The definition also supports versioning via
[inline] namespace, so an interface can evolve without breaking callers
compiled against an earlier version.
The annotation vocabulary
Attributes in square brackets add RPC-specific meaning to a declaration without changing the
types themselves. They are how an interface carries documentation, lifecycle, dispatch
behaviour, and parameter direction — all of which the generator and the reflection metadata
pick up.
[description="…"]Human-readable documentation on a namespace, interface, method, struct, or member.
It travels into the reflection metadata that powers MCP and IDE tooling — the docs
you write stay attached to the type.
[status=…]Declares maturity: development, demo,
production, or deprecated. A production
interface is fingerprint-checked so its wire contract cannot silently drift;
deprecated marks it for removal.
[deprecated]On a method: emits C++ [[deprecated]] so every caller gets a
compile-time warning, without removing the method.

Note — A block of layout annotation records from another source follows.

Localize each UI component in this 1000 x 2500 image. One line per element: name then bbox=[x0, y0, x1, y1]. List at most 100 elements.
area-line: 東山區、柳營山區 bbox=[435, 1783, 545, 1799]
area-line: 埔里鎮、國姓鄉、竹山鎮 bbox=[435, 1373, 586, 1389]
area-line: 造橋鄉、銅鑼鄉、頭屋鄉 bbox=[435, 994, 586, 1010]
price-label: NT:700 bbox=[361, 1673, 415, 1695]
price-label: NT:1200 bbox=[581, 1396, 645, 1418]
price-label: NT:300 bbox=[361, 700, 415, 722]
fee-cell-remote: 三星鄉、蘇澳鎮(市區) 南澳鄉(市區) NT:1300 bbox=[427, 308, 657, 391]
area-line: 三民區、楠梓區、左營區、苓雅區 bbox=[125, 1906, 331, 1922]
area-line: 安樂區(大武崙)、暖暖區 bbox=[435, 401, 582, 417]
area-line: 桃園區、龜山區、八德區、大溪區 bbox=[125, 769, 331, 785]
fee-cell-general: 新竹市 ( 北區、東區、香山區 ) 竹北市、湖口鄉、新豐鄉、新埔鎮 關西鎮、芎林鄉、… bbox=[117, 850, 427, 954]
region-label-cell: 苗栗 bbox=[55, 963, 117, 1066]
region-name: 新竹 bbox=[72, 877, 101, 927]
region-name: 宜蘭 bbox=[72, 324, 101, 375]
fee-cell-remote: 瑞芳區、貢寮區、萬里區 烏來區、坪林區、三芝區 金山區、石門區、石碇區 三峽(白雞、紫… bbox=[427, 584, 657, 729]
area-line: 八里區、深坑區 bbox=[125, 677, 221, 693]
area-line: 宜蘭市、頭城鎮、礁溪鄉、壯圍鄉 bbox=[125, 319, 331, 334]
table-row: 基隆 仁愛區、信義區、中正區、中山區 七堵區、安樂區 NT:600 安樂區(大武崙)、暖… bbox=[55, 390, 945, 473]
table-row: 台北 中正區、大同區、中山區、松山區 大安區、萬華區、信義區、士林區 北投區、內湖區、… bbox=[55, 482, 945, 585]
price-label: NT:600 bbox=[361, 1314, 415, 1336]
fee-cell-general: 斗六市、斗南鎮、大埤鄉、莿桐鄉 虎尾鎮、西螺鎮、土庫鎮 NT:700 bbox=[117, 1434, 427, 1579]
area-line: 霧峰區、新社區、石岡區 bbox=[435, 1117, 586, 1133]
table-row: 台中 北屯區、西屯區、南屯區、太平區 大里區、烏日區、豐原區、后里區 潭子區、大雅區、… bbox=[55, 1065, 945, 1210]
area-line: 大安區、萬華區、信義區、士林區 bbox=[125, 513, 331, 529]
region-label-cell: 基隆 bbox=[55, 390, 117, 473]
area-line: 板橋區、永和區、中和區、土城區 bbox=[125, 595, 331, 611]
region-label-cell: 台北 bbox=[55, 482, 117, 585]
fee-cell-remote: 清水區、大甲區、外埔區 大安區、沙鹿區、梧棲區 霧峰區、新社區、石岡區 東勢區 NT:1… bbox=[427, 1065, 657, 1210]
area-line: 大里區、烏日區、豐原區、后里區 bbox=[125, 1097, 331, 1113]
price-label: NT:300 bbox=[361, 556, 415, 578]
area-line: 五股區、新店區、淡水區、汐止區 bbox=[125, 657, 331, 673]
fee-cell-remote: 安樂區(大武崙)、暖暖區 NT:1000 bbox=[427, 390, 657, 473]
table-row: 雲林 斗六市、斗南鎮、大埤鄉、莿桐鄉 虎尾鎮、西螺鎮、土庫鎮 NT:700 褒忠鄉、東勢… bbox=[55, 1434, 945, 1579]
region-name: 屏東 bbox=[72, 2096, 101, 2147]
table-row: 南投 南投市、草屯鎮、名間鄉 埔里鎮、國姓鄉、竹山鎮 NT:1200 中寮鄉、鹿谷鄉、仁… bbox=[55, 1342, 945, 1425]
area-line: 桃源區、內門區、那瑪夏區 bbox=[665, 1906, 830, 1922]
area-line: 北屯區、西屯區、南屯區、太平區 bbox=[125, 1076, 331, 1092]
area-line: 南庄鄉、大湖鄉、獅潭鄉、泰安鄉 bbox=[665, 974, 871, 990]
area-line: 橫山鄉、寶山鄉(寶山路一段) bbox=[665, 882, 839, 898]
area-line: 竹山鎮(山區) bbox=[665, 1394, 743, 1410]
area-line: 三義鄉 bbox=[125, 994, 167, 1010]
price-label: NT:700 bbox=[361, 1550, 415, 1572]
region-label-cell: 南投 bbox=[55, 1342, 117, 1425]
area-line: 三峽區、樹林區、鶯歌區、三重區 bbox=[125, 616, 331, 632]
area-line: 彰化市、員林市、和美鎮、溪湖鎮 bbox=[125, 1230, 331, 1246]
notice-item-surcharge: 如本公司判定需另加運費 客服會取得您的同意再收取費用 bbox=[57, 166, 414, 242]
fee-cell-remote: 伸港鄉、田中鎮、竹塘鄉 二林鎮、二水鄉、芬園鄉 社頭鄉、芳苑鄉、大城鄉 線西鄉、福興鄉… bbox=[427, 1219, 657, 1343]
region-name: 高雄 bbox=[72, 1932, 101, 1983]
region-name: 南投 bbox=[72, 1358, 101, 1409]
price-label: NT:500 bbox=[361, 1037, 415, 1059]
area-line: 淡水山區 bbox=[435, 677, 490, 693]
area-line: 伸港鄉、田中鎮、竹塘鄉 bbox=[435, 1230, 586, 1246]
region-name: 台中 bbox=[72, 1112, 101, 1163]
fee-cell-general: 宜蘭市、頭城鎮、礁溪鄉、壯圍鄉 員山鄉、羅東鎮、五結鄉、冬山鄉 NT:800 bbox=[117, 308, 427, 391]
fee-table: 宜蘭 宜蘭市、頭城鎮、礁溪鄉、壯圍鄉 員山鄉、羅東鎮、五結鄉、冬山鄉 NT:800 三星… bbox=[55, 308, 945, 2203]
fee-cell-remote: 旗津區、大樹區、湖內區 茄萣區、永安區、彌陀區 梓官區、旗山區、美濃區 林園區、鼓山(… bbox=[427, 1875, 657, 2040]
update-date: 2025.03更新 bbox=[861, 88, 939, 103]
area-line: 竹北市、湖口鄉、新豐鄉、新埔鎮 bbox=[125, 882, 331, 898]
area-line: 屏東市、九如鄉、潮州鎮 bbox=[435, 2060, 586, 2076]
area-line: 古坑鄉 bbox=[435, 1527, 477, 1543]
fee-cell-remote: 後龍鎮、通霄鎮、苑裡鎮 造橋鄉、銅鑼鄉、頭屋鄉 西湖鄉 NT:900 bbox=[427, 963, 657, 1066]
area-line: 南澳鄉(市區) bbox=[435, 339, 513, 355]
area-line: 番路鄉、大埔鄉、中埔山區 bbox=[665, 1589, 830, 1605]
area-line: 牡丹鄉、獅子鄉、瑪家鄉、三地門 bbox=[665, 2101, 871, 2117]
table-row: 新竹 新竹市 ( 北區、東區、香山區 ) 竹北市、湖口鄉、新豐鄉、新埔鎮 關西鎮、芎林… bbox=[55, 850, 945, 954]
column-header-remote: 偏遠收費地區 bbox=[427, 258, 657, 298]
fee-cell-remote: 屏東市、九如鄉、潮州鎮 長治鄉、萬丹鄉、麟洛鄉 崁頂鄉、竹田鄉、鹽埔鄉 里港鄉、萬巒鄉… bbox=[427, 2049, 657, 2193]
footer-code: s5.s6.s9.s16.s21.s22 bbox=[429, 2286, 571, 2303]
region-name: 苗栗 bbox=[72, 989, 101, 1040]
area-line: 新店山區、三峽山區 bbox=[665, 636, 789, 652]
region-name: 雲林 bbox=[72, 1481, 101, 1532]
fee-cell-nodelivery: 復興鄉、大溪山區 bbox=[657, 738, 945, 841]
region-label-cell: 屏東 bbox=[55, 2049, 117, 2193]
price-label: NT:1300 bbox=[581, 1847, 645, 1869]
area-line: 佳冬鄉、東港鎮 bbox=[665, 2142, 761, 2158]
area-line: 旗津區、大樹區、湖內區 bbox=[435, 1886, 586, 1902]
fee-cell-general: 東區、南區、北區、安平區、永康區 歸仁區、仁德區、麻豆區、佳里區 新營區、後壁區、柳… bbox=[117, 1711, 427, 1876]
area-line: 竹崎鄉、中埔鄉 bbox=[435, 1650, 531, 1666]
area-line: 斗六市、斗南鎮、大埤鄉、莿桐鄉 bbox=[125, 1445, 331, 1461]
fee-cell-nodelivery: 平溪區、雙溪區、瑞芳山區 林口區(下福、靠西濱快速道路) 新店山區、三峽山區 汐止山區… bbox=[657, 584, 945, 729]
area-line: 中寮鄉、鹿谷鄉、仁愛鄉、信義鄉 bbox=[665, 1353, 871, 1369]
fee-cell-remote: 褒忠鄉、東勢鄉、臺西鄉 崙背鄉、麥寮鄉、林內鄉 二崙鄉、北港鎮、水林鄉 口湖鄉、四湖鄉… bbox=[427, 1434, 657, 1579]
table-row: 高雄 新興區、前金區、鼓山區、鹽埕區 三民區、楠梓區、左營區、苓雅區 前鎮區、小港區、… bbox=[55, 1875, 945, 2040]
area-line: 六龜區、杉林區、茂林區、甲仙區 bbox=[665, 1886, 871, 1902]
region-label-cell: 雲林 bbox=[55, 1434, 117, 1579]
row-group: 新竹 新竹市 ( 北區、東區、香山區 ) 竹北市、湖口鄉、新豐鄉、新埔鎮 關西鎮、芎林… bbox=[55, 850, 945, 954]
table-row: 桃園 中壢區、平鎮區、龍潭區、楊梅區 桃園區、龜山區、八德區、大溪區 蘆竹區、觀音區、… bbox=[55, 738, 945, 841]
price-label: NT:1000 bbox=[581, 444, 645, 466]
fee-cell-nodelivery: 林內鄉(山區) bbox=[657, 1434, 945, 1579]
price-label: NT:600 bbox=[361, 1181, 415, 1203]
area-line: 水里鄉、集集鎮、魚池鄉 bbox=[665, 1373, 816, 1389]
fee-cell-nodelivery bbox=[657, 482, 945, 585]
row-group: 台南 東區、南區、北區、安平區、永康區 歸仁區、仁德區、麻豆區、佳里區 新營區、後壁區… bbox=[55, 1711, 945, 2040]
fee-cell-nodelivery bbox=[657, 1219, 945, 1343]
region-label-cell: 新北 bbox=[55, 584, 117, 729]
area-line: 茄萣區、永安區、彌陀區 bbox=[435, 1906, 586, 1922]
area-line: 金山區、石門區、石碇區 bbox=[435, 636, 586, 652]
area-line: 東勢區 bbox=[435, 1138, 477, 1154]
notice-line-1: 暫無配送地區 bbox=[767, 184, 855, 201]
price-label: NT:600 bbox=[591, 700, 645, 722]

[post]A fire-and-forget, one-way method — returns immediately, expects no reply,
preserves send order. The basis for high-rate feeds.
[tag=…]Attaches a value carried through to i_marshaller::send() /
post(), so a transport can apply per-method special handling —
authentication, priority, routing, encryption, or audit.
[const]Marks a method const. It is an attribute because the parser does not accept a
trailing const after the parameter list.
[in] / [out]Parameter direction. [in] is the default; [out] returns
a value to the caller through a reference parameter.
[inline] namespaceInline-namespace versioning: an earlier version stays callable as the default while
a new one is added beside it.
member = valueDefault values for struct members and rpc::optional fields — an
omitted optional is filled with its default.
One definition also powers your tools
Beyond proxy and stub code, the same IDL emits machine-readable metadata:
the reflection schemas that let a service describe its own interfaces at runtime, and the
configuration schemas that wire services together. Both are derived from the one source of
truth, so the tools that consume them are never out of step with the running system.
MCP → LLMs
AI agents read the reflection metadata over MCP to discover what a service exposes
and how to call it correctly. The IDL becomes a contract an LLM can act on directly —
no bespoke, hand-written integration per interface.
Language services → IDEs
The same schemas drive editor language services: autocomplete, type checking, and
inline validation while authoring against an interface or its configuration — the
IntelliSense experience comes for free from the definition.
CMake integration
The CanopyGenerate CMake command takes an IDL file and produces
C++ proxy, stub, and serialisation glue for each requested format. Multiple
formats from the same IDL are supported.